Saturday, 7 March 2015

Two Piles of Wargaming

Having, as I have, perused wargaming blogs and websites for a while, I can see that there are, usually two piles of things that wargamers suffer from, usually gladly.

The first pile of things is what the estimable Mrs P. refers to as ‘grey armies’. We have, I imagine, all got them. Ghostly ranks of unpainted toy soldiers crammed into cupboards, drawers and other nooks and crannies in our wargame dens, whatever form they make take. It seems to be a natural part of being a wargamer, this hording tendency. Perhaps we are concerned that our favourite figures will go out of production, although that seems unlikely. Perhaps we simply decide that a new period of wargaming is nigh, and buy figures for that, forgetting all the previous projects which have remained unfinished and now languish in a box somewhere. Perhaps we do not make any sort of conscious decision, but simply buy because we live is an acquisitive society.

In my case, of course, I Have boxes of unpainted figures. In part, it is because I am a very slow painter. Again, it is much easier to buy figures than to paint them. Hence grey armies accumulate. I dread moving house because then my indolence is exposed. I suspect that, to use an old adage, a wargamer’s eyes are bigger than his mouth; we always tend to bite off more than we can chew. A forty base wargame army sounds simple in principal, but in the actual lead is much bigger than we might have thought. And, of course, any army is infinitely expandable. I mean, I know the Romans only had one lot of camel mounted cavalry, but I have bought enough to mount the whole twenty something legions. Or maybe I just like camels.

On that subject, of course, there is the issue of personal preference. For my English Civil war armies (in whichever scale) I have vast quantities of artillery, so much so, in fact, that they would put Napoleon’s grand batteries to shame. They all have crews, limbers and, if deployed properly, would leave no room at all on the table for any other troop type. The fact is that ECW generals happily abandoned their guns when they needed to move a bit more quickly. Artillery was not very effective or efficient and had little influence on any battle that I can think of. But I like it, and I have bought the guns, so there.

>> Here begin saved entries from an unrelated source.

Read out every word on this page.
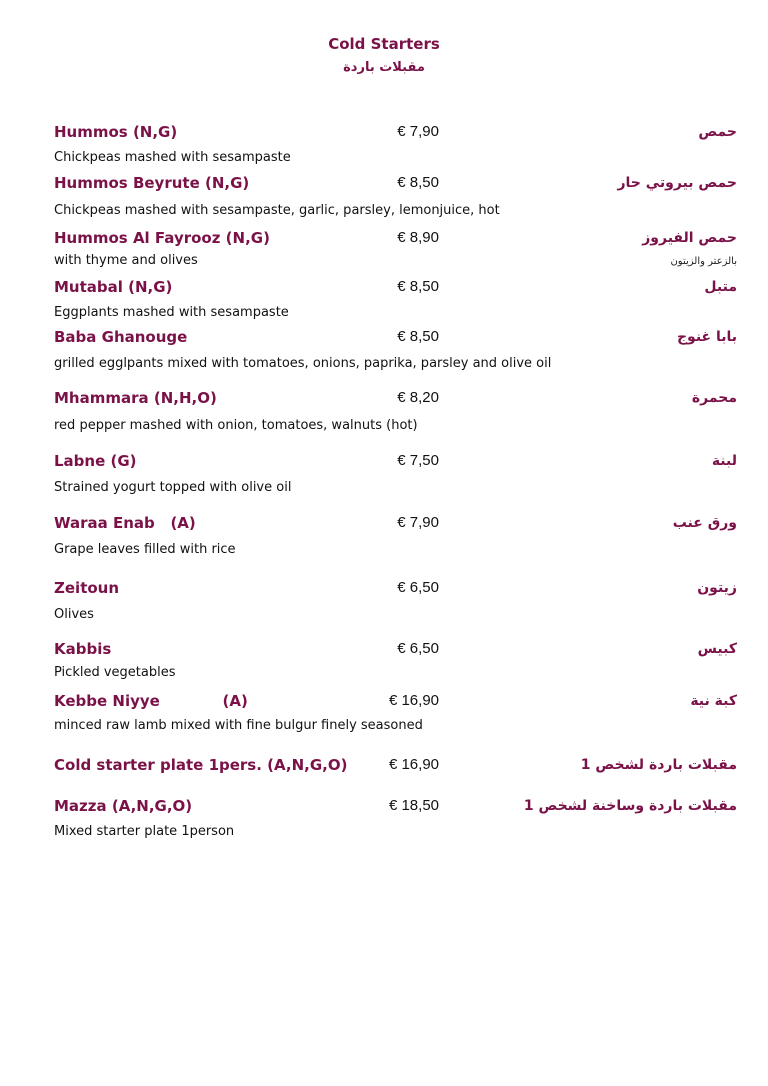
Cold Starters
مقبلات باردة
Hummos (N,G)	€ 7,90	حمص
Chickpeas mashed with sesampaste
Hummos Beyrute (N,G)	€ 8,50	حمص بيروتي حار
Chickpeas mashed with sesampaste, garlic, parsley, lemonjuice, hot
Hummos Al Fayrooz (N,G)	€ 8,90	حمص الفيروز
with thyme and olives	بالزعتر والزيتون
Mutabal (N,G)	€ 8,50	متبل
Eggplants mashed with sesampaste
Baba Ghanouge	€ 8,50	بابا غنوج
grilled egglpants mixed with tomatoes, onions, paprika, parsley and olive oil
Mhammara (N,H,O)	€ 8,20	محمرة
red pepper mashed with onion, tomatoes, walnuts (hot)
Labne (G)	€ 7,50	لبنة
Strained yogurt topped with olive oil
Waraa Enab   (A)	€ 7,90	ورق عنب
Grape leaves filled with rice
Zeitoun	€ 6,50	زيتون
Olives
Kabbis	€ 6,50	كبيس
Pickled vegetables
Kebbe Niyye            (A)	€ 16,90	كبة نية
minced raw lamb mixed with fine bulgur finely seasoned
Cold starter plate 1pers. (A,N,G,O)	€ 16,90	مقبلات باردة لشخص 1
Mazza (A,N,G,O)	€ 18,50	مقبلات باردة وساخنة لشخص 1
Mixed starter plate 1person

To some extent this is just a factor in our hobby. I can do what I like. If I want to deploy a tableful of guns and call it the Covenanter army of 1644 I can. I am not hurting anyone by doing so. It would not be a practical army, or a good representation of the original, but aside from the damage done to historical repetition I am not harming anyone. I could also deploy Tiger tanks against the Roman legions. I am not sure what I could achieve by so doing, but I could.

The point is that while I do feel guilty about my grey army masses, I am not hurting anyone by having them, except, perhaps, the foundations of the house. Nevertheless, I suppose that the guilt spurs me on to do a bit more painting.

The other pile wargamers seem to encounter a lot is a pile of books. I was encouraged recently by a fellow blogger and wargamer who confessed that he was having a book buying pause, while he got his unread book pile back under the one hundred mark. And I thought I had a problem.

My ambition for this year is to get and keep my unread book pile under forty. That said, of course, my ambition last year was to get the said pile under thirty, something which is singularly failed to do. Add to this the fact that the said pile only in fact relates to the unread books on the top shelf of my bookcase. Other unread books lurk on other bookcases, and are strategically placed around the room and around the house to deflect attention from their quantity.

Now, of course, I intend to read them all. They were all acquired expressly to be read. Books are not just decoration, they are there to be used. As with toy soldiers, however, so with books. I suspect that I will never manage to conquer this pile, as I will probably never get around to painting every toy solider I possess. The human mind is restless and moves onto the next project before the present one is finished.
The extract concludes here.